Alidar Jarok wrote:
Her account of her behavior sounds a little saccharine, so I don't entirely believe her. That being said, when working registers (not in a pharmacy, though) I recognized that you need to tolerate people on the phone and you can generally do your job either way. So it really depends on whether any interaction was actually needed. If it was simply ringing up a transaction that didn't involve asking any questions, she probably should have just done that, so I side with the customer. If she had to ask questions for certain information, I would side with the pharmacist.
Without the other side of the story, it's hard to say.
Thing is the pharmacist or the whomever may HAVE to ask if she needs a consultation (it may be a requirement with that medication, refill or not) and if she DOES need one she can't get one if she's on the phone due to privacy laws.

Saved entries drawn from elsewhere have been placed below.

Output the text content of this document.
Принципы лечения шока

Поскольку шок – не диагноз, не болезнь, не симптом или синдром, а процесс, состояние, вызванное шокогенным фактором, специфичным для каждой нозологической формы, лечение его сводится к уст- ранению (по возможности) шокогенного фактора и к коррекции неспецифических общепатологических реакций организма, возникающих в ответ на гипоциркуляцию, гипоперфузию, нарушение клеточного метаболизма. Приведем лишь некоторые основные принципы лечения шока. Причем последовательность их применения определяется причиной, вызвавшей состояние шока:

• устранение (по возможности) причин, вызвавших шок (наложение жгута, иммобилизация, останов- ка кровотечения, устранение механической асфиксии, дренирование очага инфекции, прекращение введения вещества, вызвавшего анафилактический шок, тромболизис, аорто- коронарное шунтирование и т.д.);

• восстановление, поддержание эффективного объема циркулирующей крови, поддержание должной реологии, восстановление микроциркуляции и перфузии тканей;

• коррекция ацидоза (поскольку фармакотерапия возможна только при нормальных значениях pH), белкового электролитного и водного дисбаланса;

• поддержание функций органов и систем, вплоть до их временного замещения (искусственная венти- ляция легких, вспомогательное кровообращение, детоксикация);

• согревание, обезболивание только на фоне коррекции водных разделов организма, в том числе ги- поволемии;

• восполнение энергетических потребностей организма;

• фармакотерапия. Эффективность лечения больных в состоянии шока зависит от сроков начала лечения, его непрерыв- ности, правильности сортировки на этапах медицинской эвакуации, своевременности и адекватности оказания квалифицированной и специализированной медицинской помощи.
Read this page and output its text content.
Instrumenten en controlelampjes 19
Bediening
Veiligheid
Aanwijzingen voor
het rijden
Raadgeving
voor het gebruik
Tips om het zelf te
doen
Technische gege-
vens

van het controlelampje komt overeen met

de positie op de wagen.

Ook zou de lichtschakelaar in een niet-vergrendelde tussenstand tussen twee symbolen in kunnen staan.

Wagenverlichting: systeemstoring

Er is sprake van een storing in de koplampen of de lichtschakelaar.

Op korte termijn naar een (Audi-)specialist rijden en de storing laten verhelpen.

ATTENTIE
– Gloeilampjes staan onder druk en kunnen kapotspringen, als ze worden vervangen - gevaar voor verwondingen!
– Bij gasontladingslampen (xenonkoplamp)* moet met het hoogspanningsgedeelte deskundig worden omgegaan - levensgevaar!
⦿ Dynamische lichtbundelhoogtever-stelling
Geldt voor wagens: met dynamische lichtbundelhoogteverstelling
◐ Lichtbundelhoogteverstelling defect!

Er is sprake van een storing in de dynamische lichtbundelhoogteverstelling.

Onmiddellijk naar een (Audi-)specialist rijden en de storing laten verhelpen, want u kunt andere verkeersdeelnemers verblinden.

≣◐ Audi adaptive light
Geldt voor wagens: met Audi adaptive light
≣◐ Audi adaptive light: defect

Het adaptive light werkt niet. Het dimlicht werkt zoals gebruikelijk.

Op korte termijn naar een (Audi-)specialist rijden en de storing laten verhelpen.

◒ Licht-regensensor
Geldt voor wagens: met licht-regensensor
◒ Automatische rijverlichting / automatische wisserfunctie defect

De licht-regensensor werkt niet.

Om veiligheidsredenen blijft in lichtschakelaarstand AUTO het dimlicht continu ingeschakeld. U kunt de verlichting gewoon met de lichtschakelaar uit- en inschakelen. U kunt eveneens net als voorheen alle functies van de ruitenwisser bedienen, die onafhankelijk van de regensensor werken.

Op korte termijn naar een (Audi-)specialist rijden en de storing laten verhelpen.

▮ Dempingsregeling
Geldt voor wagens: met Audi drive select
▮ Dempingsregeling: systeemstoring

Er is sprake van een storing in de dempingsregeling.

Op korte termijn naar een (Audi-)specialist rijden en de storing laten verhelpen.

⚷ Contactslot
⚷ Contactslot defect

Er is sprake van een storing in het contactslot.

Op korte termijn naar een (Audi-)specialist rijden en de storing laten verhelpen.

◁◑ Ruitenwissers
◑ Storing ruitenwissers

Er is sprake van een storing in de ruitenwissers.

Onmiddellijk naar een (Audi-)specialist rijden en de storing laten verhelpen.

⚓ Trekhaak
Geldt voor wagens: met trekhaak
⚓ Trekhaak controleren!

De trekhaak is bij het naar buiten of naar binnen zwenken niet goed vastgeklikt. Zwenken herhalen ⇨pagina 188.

So talking to her may open up difficult doors because NOW you have to say, "Well we can't do that for you while you're on the phone."
How about people just put down their damn phone for five-fucking minutes to interact with a human being who is helping you. Just today I dealt with the BS to a lady giving me about 10% of her attention and telling me what she wanted through vague hand signals and gestures (one of a disturbingly high number of people who do not understand how perspective works and that I cannot see what she is pointing at because I have a completely different point of view, not to mention solid objects blocking my vision.) No pleasantries, no "Hi, how are you today?" or anything like that. Just points, waves when I grabbed the wrong one followed by stern pointing and tapping/pounding on the counter. All because she needed to talk to someone on the phone about some parent's visitation day at school the night before.
Stop being assholes, folks, but the damn phone away when you're interacting with another human being.